Steel on the other hand, does have a much better deformability, but after a certain point (yield) the material is no more elastic, it goes into its plastic region, meaning that after the external force (or deformation) is removed, the material won't return in its original shape. So, steel absorbs energy by permanently deforming. CFRP can deform less than steel, but all this deformation is elastic. Also, its strength (in terms of stress) is many times higher than conventional steel, or even those new high strength steels used by the auto industry.

In a more graphical interpretation:

where with red is the stress - strain diagram for CFRP, green is for steel. The area under each line equals the dissipated energy.

Love that post!

 

[Giannis]

And another few things, just mentioning some numbers for the sake of comparison:

1. The slope of both diagrams equals the stiffness of the material, or the modulus of elasticity. Conventional steel used here (Greece, a country with very high seismicity, requiring very high strength and deformation capacity steel) in construction has a characteristic (*) modulus of elasticity of 200-210GPa. For CFRP used for retrofitting structures, E=225 GPa.

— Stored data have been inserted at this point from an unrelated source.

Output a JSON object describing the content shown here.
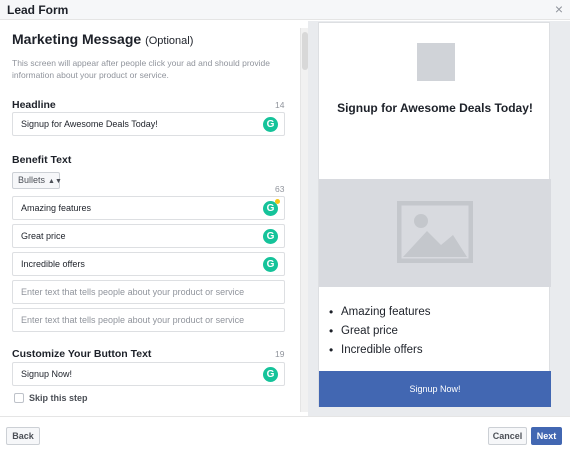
{
  "window": {
    "title": "Lead Form",
    "close_glyph": "×"
  },
  "form": {
    "section_title": "Marketing Message",
    "section_optional": "(Optional)",
    "description": "This screen will appear after people click your ad and should provide information about your product or service.",
    "headline": {
      "label": "Headline",
      "count": "14",
      "value": "Signup for Awesome Deals Today!"
    },
    "benefit": {
      "label": "Benefit Text",
      "format_select": "Bullets",
      "count": "63",
      "items": [
        "Amazing features",
        "Great price",
        "Incredible offers"
      ],
      "placeholders": [
        "Enter text that tells people about your product or service",
        "Enter text that tells people about your product or service"
      ]
    },
    "button_text": {
      "label": "Customize Your Button Text",
      "count": "19",
      "value": "Signup Now!"
    },
    "skip_label": "Skip this step"
  },
  "grammarly_icon": "G",
  "preview": {
    "headline": "Signup for Awesome Deals Today!",
    "bullets": [
      "Amazing features",
      "Great price",
      "Incredible offers"
    ],
    "button_label": "Signup Now!"
  },
  "footer": {
    "back_label": "Back",
    "cancel_label": "Cancel",
    "next_label": "Next"
  },
  "colors": {
    "accent": "#4267b2",
    "grammarly": "#15c39a",
    "placeholder_gray": "#d8dadf"
  }
}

2. The conventional reinforcement bars steel that we use here, called B500c, has a characteristic strength of 500 MPa. For CFRP it's about 3000 MPa.

3. In terms of strain, you can easily calculate the yield strain of steel:

εy=(fy/SafetyFactor)/E and is typically around 0.0025.

Rebars' steel ultimate strain is about 0.02. When it comes to CFRP, the material doesn't yield - it remains elastic all the way to failure, which comes around 0.01, half the value of steel. When using CFRP in structures, though, we only use 40% of that strain, up to 0.004 for a variety of reasons, one being compatibility with concrete (concrete fails at 0.0035) and safety. CFRP is very brittle and once it starts cracking, the whole retrofit will crack and you can easily have a whole beam falling on your head - this has actually happened!

(*) Characteristic strength is defined as the strength value which is smaller than the 95% of the required (by code/law) tests carried. So, if you test 100 rebars, you take as characteristic strength the one that is the number 95, when you arrange your results from greater to smaller.

-> Note that the σ-ε (stress - strain) diagram for CFRP is one straight line. That is elastic behavior. For steel it consists of two lines, the second being horizontal. This is plastic behavior. The horizontal line means that the material will take more deformation, while not increasing the resistance it provides. It reaches it's ultimate strength, yet still continues to deform. It holds its maximum resistance (strength), and continues to deform. That's the main mechanism that steel dissipates energy and this tremendous deformability is the main reason why reinforced concrete structures are so popular. If designed properly, it's the safest type of structure. So, if you remove the applied load or deformation, while steel has reached its plastic region, it won't return to a zero deformation, but it will work like this: (notice the arrows)

CFRP will just return to its original state.

Be sure that the chassis of both the i3 and i8 are way over designed. For obvious safety reasons.

In terms of safety stiffness, though, you can't say the same. Because this doesn't really depend on the material, but on the way the chassis is designed. And using smaller cross-sections (due to the much higher strength of the material) certainly doesn't help.



PS. I'll ban anyone that calls my handwriting girly

 

[LaArtist]

^lol i was just about to say that..damn you write very clear and nice for man

 

[Giannis]

From the frontpage article: http://www.germancarforum.com/bmw-i3-gets-four-starts-in-euroncap-crash-tests

 

[Sunny]

 

[mini_cooper4]

WOW that Renault looks like a modern Mercedes! I like it!